The Fallas festivity includes rituals, traditions and local colour, all within a complex associational network. Fallas Commissions follow rituals that are repeated every year, such as the plantà (construction) and the cremà (burning) of their ephemeral sculptures, and they also generate all kinds of entertainment and social activities.
The casal, or local Fallas headquarters, is the place where this festivity is organised in each neighbourhood. There are no differences in age, gender, social status or origin within the casal. This is where each Fallas Commission is born – of which there are over 700 in the Valencia Region.
Internally, the members of these Commissions, known as Falleros and Falleras, are structured into work teams in charge of social, cultural and festive activities for a period of twelve months.
Their joint work produces the events programme to be held during Fallas Week, which starts with the plantà and closes with the burning of the monument, the cremà. Included in these programmes are all sorts of processions, flower offerings, fireworks displays, dinners at the casal, outdoor dances and children’s entertainment.
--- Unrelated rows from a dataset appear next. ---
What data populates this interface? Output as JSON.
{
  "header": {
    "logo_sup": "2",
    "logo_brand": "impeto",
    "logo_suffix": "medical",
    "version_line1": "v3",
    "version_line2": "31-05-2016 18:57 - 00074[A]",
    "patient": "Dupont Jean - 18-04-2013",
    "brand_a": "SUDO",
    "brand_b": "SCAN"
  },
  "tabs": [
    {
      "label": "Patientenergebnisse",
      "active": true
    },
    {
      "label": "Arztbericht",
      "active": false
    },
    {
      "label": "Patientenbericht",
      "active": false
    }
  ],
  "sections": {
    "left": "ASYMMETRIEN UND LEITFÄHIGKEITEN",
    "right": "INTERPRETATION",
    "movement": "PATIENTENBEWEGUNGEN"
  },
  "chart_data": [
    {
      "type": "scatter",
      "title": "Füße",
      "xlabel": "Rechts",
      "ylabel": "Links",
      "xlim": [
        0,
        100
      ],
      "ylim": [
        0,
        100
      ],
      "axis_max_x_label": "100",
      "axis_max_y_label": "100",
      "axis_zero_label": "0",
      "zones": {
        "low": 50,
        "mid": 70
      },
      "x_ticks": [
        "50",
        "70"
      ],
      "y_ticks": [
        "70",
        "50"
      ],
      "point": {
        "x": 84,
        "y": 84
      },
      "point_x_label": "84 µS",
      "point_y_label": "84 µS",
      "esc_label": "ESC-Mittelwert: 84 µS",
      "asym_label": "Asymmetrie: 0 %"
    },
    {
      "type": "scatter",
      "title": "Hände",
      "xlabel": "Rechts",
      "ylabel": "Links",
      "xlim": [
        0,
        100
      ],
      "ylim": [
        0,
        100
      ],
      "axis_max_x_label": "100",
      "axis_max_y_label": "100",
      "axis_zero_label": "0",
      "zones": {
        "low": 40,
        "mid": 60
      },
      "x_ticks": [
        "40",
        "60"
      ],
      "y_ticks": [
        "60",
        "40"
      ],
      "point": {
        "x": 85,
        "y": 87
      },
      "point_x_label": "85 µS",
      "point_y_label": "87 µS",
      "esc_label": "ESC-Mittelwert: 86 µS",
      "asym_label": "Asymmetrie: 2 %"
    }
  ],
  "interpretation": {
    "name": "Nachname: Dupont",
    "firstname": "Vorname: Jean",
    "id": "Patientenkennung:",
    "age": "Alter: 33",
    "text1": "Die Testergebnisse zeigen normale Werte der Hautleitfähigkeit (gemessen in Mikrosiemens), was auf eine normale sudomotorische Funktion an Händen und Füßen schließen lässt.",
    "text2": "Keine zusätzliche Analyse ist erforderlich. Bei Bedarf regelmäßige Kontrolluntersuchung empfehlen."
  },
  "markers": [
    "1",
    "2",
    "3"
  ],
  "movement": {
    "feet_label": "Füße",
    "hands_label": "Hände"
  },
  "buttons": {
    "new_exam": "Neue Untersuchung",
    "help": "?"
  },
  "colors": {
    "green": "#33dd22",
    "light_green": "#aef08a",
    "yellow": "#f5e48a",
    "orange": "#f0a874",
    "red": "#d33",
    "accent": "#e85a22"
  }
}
The activities of a Fallas Commission are not confined to the main days of the festivity, however. During the rest of the year they organise many other things, like theatre performances, traditional dances, sports tournaments, playbacks, exaltation of their Fallas Queens, monthly meetings, kid’s parties, writing and publishing the llibret (the Fallas book), or visits to the Fallas craft workshop, as well as other social and cultural activities.